Common wisdom holds it that data are recorded facts and figures; as an example see Kroenke et Auer, Database Processing, slide 8. This is not astonishing if one considers the meaning of the term “raw data”. Most often it refers to unprocessed instrument data at full resolution; the output of a machine which has differentiated between signal and noise – as if the machine has not been conceived by human beings and designed according to needs defined by them. But the entanglement of data and facts refers to a mechanical understanding of objectivity, where instruments record signals which can easily be identified by humans as something that has been counted, measured, sensed. “Raw data” is seen as the output of that operation, as facts gained by experiment, experience or collection. Data products derived from these machine outputs seem to inherit their ‘factual’ status, even if processed to a high degree in order to enable modelling and analysis. Turning against this distinction between “raw” and “cooked” data and underlining data as a result of human intervention, Geoffrey Bowker has termed the phrase “’Raw data’ is an oxymoron”, which provided the title of a book edited by Lisa Gitelman (find the introduction here). But common sense is not this precise with differentiations; it keeps the aura of data as something always being pre-processed.
Data and facts are not the same. In a contribution to the anthology edited by Gitelman, Daniel Rosenberg explains the etymology of both terms as well as their differences. Facts are ontological, they depend on the logical operation true/false. When they are proven false, they cease to be termed “facts”. Data can have something in common with facts, namely their “out there-ness”, a reference apparently beyond the arbitrary relation between signifier and signified. “False data is data nonetheless”, Rosenberg puts it, and he points out that “the term ‘data’ servers a different rhetorical and conceptual function than do sister terms as ‘facts’ and ‘evidence’.” But what exactly is the rhetorical function of the term “data”? Rosenberg’s answer is that “data” designates something which is given prior to argument. Again, this brings the term “data” close to the term “fact”: In argumentation, both terms assume the task of a proof, of something that substantiates. In which settings is this rhetoric particularly relevant?

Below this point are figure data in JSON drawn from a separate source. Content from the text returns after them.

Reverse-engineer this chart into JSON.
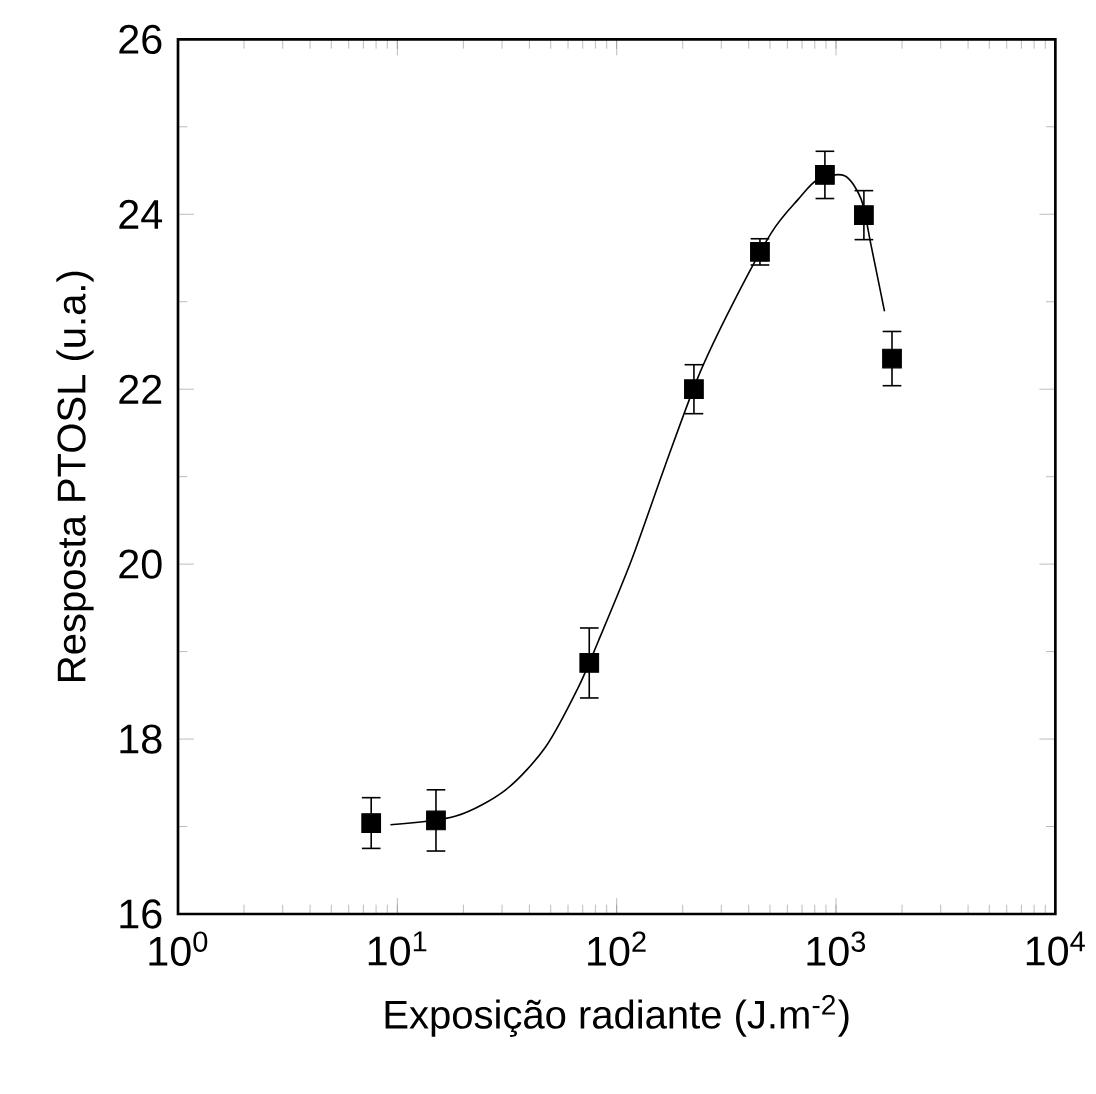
{
  "chart_data": {
    "type": "scatter",
    "xlabel": "Exposição radiante (J.m$^{-2}$)",
    "ylabel": "Resposta PTOSL (u.a.)",
    "log": "x",
    "grid": false,
    "xlim": [
      1,
      10000
    ],
    "ylim": [
      16,
      26
    ],
    "xticks": [
      {
        "value": 1,
        "label": "10$^{0}$"
      },
      {
        "value": 10,
        "label": "10$^{1}$"
      },
      {
        "value": 100,
        "label": "10$^{2}$"
      },
      {
        "value": 1000,
        "label": "10$^{3}$"
      },
      {
        "value": 10000,
        "label": "10$^{4}$"
      }
    ],
    "yticks": [
      16,
      18,
      20,
      22,
      24,
      26
    ],
    "series": [
      {
        "color": "#000000",
        "marker": "square",
        "x": [
          7.6,
          15,
          75,
          225,
          450,
          890,
          1340,
          1800
        ],
        "values": [
          17.04,
          17.07,
          18.87,
          22.0,
          23.57,
          24.45,
          23.99,
          22.35
        ],
        "errors": [
          0.29,
          0.35,
          0.4,
          0.28,
          0.15,
          0.27,
          0.28,
          0.31
        ]
      },
      {
        "type": "line",
        "color": "#000000",
        "marker": "none",
        "line_style": "solid",
        "x": [
          9.3,
          18.5,
          31.2,
          47.4,
          67.1,
          82.8,
          117,
          166,
          236,
          334,
          508,
          672,
          828,
          1094,
          1303,
          1449,
          1664
        ],
        "values": [
          17.02,
          17.12,
          17.42,
          17.91,
          18.6,
          19.13,
          20.05,
          21.12,
          22.15,
          22.95,
          23.79,
          24.17,
          24.4,
          24.44,
          24.17,
          23.63,
          22.89
        ]
      }
    ]
  }
}
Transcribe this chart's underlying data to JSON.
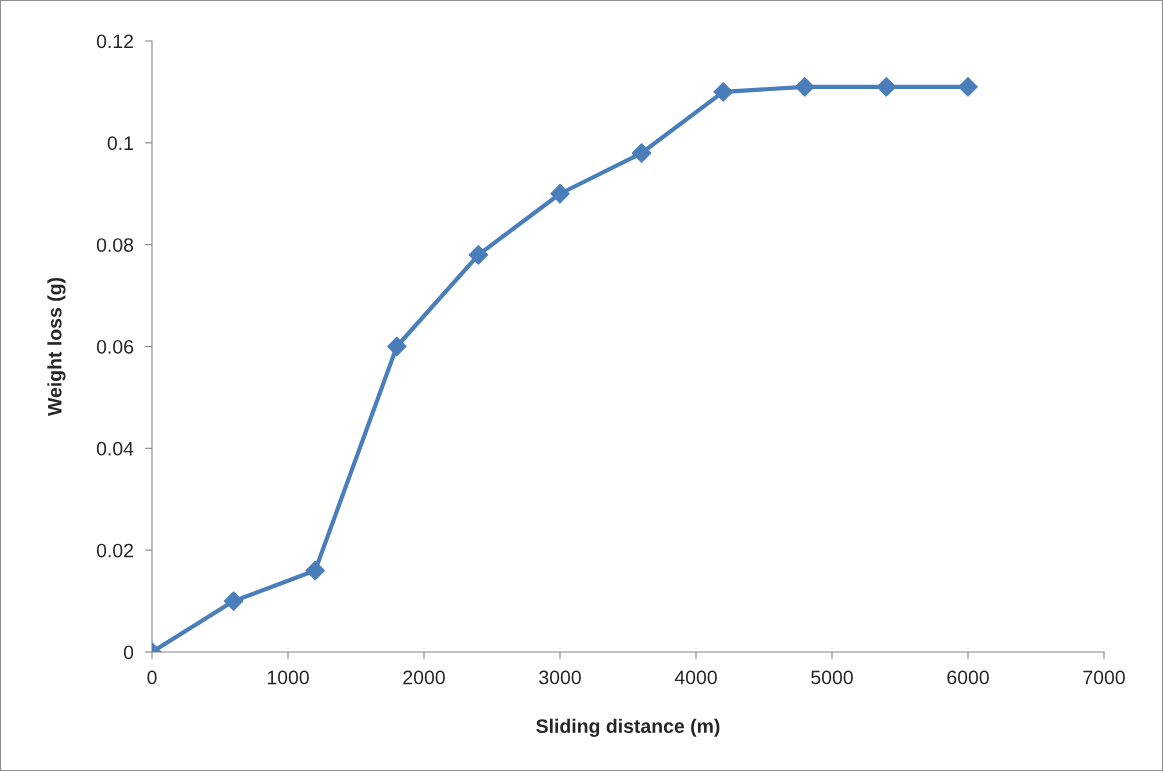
{
  "chart_data": {
    "type": "line",
    "xlabel": "Sliding distance (m)",
    "ylabel": "Weight loss (g)",
    "x": [
      0,
      600,
      1200,
      1800,
      2400,
      3000,
      3600,
      4200,
      4800,
      5400,
      6000
    ],
    "series": [
      {
        "color": "#4a7ebb",
        "values": [
          0,
          0.01,
          0.016,
          0.06,
          0.078,
          0.09,
          0.098,
          0.11,
          0.111,
          0.111,
          0.111
        ]
      }
    ],
    "xlim": [
      0,
      7000
    ],
    "xticks": [
      0,
      1000,
      2000,
      3000,
      4000,
      5000,
      6000,
      7000
    ],
    "ylim": [
      0,
      0.12
    ],
    "yticks": [
      0,
      0.02,
      0.04,
      0.06,
      0.08,
      0.1,
      0.12
    ],
    "marker": "diamond",
    "line_style": "solid",
    "grid": false,
    "legend": false
  }
}
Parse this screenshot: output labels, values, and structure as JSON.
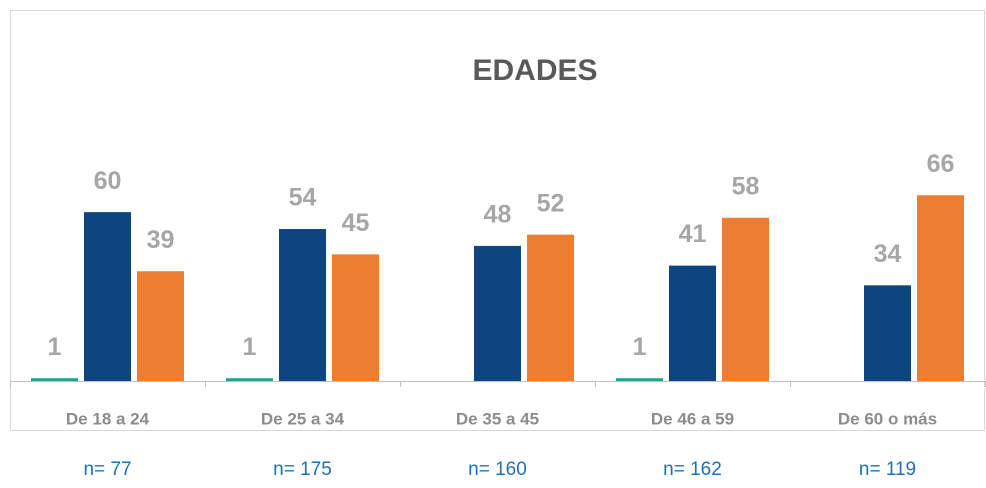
{
  "chart_data": {
    "type": "bar",
    "title": "EDADES",
    "categories": [
      "De 18 a 24",
      "De 25 a 34",
      "De 35 a 45",
      "De 46 a 59",
      "De 60 o más"
    ],
    "series": [
      {
        "color": "#2a9d8f",
        "values": [
          1,
          1,
          null,
          1,
          null
        ]
      },
      {
        "color": "#0d4580",
        "values": [
          60,
          54,
          48,
          41,
          34
        ]
      },
      {
        "color": "#ed7d31",
        "values": [
          39,
          45,
          52,
          58,
          66
        ]
      }
    ],
    "ylim": [
      0,
      70
    ],
    "sample_sizes": [
      "n= 77",
      "n= 175",
      "n= 160",
      "n= 162",
      "n= 119"
    ]
  }
}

As Steve Woolgar and Bruno Latour have pointed out a generation ago, facts are social constructions, purified from the remainders of the process in which they were created: “the process of construction involves the use of certain devices whereby all traces of production are made extremely difficult to detect”, they wrote in “Laboratory Life”. There is a process at work which can be compared to ‘datafication’: In a laboratory, the term “fact” can simultaneously assume two meanings. At the frontier of science, the scientists themselves know about the constructed nature of statements and are aware of their relation to subjectivity and artificiality; and at the same time these statements are referred to as a thing “out there”, i.e. to objectivity and facts. And it is in the very interest of science, aiming at “truth effects”, to make the artificiality of factual statements forgotten, and, as a consequence, to have facts taken for granted. The analogy of the nature of these statements to “raw” and “cooked” data is obvious; “facts” and “data”. With respect to the latter, the process of division and classification of phenomena into numbers obscures ambiguity, conflict, and contradiction; the left-over of this process, “data”, are completely cleansed of irritating factors; and no trace remains of the purifying process itself. Therefore “data” deny their fabricated-ness; and in struggles for legitimacy of insight or the application for resources, they serve their purpose in the very same way as “facts” do.